Whether you are watching late night TV informercials where the guy is selling you his program on how to buy real estate for fifty cents on the dollar or you are listening to your uncle who claims he just bought a short sale dirt cheep- take it all with a grain of salt. Listen to your experienced real estate agent who is short sale specialist.
When you are in the market to buy short sales choose your real estate agent wisely. Make sure that your agent has a proven track record of successfully closing short sale transactions. Your agent should not be an order taker but rather an expert on your local market conditions and values.
Insisting on making low ball offers on short sales is most often wasting your time. In most areas of the country the market is contracting. We get multiple offers on our short sale listings. The most recent short sale listing we put on the market had mulitple offers on it within 7 hours. This is not an anomoly. It is most common place.
Are you making offers just for the sake of making offers or do you want to make an offer that is going to get you the property? That is the big question. Why are you making offers on short sales?
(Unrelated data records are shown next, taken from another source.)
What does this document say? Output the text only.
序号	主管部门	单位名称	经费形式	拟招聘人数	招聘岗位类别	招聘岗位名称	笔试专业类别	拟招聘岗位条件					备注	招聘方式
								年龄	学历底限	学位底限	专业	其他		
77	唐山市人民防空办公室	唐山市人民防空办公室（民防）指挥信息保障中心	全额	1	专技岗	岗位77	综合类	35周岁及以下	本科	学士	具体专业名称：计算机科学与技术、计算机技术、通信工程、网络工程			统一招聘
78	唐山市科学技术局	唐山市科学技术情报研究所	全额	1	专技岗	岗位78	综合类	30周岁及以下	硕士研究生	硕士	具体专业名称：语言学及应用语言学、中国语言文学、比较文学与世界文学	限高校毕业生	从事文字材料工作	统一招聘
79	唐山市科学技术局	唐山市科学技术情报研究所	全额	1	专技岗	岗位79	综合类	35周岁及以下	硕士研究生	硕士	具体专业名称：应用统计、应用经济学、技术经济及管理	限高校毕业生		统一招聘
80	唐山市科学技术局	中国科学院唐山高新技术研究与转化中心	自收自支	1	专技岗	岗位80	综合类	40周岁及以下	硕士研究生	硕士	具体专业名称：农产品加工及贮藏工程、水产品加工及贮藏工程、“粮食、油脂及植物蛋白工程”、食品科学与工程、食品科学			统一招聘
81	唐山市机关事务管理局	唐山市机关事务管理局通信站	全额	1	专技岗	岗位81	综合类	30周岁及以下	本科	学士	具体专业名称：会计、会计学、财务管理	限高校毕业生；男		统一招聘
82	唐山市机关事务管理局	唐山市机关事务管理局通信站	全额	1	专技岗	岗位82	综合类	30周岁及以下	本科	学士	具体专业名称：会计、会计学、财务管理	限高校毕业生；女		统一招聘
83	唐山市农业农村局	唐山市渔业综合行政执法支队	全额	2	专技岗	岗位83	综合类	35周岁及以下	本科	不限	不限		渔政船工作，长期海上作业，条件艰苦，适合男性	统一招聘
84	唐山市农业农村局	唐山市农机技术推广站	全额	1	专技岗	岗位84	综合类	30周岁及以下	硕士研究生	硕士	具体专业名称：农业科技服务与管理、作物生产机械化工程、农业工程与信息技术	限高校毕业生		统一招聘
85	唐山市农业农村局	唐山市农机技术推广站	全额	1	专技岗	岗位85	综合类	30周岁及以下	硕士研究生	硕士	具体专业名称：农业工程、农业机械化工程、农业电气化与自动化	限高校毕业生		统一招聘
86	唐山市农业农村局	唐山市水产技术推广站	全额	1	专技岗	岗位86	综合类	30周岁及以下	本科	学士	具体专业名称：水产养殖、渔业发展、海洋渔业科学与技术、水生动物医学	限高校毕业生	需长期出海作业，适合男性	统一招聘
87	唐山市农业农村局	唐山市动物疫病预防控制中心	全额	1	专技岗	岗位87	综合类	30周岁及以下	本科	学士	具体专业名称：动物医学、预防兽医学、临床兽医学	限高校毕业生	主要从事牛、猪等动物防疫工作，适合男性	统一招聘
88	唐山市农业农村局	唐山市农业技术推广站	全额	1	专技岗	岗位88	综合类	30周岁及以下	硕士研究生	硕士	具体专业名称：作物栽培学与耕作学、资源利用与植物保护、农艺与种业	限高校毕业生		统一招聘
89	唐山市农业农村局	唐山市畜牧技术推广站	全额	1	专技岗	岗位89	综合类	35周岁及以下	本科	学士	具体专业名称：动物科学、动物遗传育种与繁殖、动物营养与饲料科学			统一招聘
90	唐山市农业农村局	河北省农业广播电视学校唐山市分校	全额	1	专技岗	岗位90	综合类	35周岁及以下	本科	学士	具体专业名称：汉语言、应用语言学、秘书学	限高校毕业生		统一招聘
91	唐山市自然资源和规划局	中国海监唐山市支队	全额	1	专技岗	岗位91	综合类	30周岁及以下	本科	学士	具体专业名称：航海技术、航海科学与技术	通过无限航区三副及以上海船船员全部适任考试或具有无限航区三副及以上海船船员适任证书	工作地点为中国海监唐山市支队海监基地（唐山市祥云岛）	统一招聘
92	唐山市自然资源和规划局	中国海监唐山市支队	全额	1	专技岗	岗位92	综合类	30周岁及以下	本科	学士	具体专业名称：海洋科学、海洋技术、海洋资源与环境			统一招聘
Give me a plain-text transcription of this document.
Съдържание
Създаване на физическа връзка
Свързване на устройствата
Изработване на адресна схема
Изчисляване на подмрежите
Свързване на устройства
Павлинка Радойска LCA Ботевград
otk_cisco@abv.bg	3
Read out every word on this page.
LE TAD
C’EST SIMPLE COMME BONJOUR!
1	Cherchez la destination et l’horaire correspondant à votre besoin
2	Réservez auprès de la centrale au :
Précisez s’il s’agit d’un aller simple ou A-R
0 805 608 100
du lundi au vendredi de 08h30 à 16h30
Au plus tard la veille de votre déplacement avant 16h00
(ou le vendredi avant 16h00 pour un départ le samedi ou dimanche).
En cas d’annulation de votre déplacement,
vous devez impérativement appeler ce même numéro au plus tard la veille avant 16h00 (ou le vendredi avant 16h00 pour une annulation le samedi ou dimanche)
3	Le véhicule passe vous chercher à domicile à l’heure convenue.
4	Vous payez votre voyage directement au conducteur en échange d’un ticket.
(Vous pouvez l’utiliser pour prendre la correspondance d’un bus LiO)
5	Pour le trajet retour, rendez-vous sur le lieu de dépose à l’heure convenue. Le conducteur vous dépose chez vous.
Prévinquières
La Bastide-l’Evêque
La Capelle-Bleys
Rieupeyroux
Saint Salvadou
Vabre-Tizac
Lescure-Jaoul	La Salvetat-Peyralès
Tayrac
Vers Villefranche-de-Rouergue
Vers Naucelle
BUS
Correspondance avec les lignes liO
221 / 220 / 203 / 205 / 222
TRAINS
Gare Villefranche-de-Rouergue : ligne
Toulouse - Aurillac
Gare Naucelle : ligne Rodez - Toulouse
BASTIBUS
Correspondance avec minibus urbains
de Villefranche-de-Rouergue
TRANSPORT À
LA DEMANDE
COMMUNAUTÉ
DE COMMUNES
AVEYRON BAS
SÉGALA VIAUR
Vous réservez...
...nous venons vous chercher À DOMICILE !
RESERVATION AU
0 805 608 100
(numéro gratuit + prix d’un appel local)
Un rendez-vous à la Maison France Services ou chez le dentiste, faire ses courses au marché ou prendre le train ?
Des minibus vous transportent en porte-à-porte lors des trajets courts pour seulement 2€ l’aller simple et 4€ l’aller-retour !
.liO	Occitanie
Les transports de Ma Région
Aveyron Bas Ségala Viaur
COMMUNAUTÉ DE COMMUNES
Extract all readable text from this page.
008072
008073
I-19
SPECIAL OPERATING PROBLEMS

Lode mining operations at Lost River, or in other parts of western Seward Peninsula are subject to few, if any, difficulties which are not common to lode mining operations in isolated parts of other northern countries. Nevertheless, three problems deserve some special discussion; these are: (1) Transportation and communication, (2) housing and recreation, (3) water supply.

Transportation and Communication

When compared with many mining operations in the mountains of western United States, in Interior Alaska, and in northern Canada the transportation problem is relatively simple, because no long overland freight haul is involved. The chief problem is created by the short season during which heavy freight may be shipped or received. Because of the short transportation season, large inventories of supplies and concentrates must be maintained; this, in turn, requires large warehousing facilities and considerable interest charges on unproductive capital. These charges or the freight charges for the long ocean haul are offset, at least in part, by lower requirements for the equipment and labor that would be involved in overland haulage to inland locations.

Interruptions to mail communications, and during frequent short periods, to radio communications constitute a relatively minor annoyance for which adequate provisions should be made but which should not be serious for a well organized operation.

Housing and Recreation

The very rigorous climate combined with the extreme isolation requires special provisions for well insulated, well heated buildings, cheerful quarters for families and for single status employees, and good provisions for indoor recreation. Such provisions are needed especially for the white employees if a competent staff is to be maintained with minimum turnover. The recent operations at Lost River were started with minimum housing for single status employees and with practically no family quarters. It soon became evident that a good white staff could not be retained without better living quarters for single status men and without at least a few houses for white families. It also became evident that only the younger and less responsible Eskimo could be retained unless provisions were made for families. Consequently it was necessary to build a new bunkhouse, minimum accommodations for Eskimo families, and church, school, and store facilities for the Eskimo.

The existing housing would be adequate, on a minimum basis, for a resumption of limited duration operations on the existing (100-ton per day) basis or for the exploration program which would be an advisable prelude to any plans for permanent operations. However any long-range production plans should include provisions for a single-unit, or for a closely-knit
The strategy of offering a low ball price for the home of your dreams is the fastest way to kill your dream.
When we get multiple offers on our short sale listings the sellers are looking at what is the highest and best offer first, then they look at which offer is most likely going to be able to close. There are many factors to look at. But for now, we will look at price. The seller is most often going to take the highest priced offer.
Many people are under the erroneous assumption that the seller does not care about the offer because he or she is doing a short sale. The reality is that sellers are going to be affected by the price.
The seller’s lender is going to get a BPO ( brokers price opinion) or appraisal on the property before they approve a short sale. They will base the value of the property on that BPO or appraisal. The counter offer will be a fair market value. In the case of Fannie Mae being the investor on the note you may even see a higher than market value counter offer coming back to you.
If the seller is in the foreclosure process time is of the essence. They are playing a game or racing the court house clock and hoping to close on their short sale before the date of the final judgment. It would not be wise for the seller to accept an offer that is not going to end up in a closing before he or she loses the house. The foreclosure process does not stop just because there is an offer on the table.
The best strategy for getting a short sale property is to make a fair market value offer.